The research was conducted in subalpine meadows in the Rocky Mountain, where it appeared to upend the standard 'common knowledge' that pollinating is universally good and there is no loss suffered for the loss of any particular species.
The ecologists in charge of examining the floral fidelity noted that the actions of the bumble bee was to remain true to a single source of nectar. In the case in the particular study, the larkspur. Such a fidelity interest was important to the plant, as the bees are almost like dust mops for nature. They carry off pollen to fertilize blossoms, which will in turn insure proper propagation of the plant species.
The competition amongst the varying species drives them to niches, and the bees will express great fidelity to a single species over another in general. But by removing a single species caused a drop in overall productive pollination from the same species of plant. The remaining bees proved to become more promiscuous, foraging between plants of differing species at a rate of 156% as compared to before, according to the study. The fidelity to a single species dropped by almost 80% overall.

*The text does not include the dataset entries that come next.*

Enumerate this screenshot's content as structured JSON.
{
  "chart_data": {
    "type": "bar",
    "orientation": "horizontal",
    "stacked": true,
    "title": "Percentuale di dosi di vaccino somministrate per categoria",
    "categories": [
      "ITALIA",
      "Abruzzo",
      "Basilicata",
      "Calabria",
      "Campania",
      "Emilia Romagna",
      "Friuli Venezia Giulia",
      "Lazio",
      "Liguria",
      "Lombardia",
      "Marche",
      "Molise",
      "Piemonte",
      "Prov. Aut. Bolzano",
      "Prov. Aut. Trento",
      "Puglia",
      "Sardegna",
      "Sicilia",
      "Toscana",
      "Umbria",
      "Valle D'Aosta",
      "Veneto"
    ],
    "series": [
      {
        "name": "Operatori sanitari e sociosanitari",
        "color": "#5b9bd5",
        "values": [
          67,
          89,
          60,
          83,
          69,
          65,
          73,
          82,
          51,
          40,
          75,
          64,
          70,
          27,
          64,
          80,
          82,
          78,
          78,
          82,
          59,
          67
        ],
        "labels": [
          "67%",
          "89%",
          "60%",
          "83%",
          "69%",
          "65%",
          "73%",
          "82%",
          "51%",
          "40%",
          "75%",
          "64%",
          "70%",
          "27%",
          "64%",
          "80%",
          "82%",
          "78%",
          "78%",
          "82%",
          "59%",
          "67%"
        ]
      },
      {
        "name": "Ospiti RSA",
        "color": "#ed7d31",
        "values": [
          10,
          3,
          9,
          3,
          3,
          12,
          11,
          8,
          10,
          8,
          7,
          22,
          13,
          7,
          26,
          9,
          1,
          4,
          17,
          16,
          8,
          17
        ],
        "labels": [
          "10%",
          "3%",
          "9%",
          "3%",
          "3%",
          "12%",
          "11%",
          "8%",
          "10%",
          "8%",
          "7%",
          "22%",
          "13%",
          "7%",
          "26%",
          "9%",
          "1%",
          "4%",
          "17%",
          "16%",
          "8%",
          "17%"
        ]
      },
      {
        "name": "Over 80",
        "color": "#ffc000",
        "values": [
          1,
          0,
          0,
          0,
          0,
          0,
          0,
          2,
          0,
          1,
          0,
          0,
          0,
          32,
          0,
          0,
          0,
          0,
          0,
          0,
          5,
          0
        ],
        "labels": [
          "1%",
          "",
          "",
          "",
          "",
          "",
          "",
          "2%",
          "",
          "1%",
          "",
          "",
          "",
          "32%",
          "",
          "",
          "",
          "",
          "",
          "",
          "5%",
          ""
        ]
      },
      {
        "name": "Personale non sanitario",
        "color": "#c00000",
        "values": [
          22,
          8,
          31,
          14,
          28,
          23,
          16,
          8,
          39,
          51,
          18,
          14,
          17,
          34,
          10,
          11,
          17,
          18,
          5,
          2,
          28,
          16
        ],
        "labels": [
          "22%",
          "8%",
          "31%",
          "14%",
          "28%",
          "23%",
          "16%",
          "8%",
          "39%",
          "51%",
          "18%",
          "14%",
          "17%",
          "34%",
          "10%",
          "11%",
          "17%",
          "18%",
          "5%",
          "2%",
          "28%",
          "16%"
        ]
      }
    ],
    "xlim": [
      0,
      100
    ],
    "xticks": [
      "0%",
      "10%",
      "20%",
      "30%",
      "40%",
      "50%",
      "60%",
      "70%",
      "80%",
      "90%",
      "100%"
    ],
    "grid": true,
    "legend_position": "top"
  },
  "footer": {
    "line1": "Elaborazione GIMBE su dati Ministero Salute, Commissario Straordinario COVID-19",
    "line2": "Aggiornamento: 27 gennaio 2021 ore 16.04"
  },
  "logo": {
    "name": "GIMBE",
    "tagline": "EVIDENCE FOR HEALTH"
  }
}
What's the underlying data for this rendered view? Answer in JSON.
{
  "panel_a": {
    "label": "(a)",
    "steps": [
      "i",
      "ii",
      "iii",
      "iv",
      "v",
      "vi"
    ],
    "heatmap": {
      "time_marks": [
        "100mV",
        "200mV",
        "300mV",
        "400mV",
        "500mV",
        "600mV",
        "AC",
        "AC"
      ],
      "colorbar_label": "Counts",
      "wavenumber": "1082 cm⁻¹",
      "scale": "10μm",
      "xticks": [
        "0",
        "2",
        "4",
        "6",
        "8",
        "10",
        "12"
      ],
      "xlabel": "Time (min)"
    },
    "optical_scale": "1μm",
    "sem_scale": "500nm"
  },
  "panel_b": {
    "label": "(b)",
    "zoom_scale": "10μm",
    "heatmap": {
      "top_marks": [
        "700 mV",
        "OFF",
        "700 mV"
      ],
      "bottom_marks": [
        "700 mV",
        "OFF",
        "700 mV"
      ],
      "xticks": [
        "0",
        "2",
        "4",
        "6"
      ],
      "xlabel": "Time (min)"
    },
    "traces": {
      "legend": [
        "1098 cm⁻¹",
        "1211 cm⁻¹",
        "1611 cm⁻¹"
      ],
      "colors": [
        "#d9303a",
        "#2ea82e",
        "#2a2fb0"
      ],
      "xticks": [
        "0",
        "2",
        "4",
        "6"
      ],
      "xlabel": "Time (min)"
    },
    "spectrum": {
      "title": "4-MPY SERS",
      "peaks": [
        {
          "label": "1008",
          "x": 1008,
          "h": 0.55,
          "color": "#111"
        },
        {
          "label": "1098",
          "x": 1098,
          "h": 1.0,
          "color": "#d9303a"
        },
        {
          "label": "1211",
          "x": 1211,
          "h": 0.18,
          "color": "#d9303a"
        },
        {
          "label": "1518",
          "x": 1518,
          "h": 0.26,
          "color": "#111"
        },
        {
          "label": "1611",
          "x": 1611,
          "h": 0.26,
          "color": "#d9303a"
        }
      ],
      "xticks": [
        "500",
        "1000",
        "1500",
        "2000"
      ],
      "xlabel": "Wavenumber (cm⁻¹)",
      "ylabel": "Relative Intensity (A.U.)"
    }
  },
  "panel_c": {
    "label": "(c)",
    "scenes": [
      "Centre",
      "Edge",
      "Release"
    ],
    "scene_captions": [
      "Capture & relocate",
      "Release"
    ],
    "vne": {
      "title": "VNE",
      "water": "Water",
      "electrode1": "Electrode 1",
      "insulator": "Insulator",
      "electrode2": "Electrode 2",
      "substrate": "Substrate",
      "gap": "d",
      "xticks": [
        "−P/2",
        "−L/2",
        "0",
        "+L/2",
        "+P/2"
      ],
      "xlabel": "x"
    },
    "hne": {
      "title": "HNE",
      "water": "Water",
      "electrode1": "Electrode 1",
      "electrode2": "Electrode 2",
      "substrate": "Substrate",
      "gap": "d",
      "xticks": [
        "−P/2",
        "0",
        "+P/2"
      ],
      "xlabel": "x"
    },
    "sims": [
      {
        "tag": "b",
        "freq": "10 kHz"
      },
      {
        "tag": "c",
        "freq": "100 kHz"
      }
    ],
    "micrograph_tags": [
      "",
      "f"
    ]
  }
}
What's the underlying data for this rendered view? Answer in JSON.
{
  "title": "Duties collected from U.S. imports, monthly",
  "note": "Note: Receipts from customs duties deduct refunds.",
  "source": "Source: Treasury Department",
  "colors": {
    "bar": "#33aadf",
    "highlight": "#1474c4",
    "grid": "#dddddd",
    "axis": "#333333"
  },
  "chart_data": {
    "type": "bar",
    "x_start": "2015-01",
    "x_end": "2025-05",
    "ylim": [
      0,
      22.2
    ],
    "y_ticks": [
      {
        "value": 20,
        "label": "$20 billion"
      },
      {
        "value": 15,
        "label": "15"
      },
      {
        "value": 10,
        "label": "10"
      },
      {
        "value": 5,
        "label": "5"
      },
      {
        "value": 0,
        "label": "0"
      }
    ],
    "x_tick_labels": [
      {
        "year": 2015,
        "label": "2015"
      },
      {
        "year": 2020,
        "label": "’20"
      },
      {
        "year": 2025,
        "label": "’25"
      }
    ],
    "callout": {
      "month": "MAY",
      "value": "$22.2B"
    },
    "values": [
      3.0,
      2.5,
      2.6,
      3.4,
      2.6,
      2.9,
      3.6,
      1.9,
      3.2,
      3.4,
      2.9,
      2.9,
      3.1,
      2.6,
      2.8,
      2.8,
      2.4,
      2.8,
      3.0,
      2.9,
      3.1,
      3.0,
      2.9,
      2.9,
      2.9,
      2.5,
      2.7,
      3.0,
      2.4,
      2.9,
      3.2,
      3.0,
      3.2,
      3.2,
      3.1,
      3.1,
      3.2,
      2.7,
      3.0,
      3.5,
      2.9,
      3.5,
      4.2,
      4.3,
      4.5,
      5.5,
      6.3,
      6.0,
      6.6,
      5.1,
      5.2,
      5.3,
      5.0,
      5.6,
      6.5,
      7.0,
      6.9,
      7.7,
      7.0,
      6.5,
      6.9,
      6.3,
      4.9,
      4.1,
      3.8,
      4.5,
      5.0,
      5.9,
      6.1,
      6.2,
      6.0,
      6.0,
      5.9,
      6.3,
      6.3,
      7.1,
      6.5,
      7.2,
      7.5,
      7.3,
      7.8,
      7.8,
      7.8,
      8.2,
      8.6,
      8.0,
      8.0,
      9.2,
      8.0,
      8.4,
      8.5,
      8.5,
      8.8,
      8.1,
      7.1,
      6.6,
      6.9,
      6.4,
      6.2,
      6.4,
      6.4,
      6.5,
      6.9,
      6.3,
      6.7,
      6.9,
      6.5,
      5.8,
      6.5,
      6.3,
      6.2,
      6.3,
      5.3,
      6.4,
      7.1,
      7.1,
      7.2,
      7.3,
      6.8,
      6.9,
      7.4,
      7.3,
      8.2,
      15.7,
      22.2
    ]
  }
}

“We found that the remaining bee species in the system did become more generalized,” said ecologist Berry J. Brosi of Emory University, in Atlanta, lead author of the study. “They were actually showing lower floral fidelity. Even over a single foraging trip, they were visiting multiple species of plants more often.”
Brosi, along with researcher Heather Briggs, divided the meadow into separate plots. Some areas were left unchanged, while bees were netted from others and temporarily held back.
“We literally just run around and remove every individual of that species,” said Briggs. “We feel like we get around 95%-99% of them out. That’s possible because there are nests around the area, and once you deplete those numbers, maybe a few will come in, but that’s it for that area. So it’s actually feasible, even though it sounds crazy.”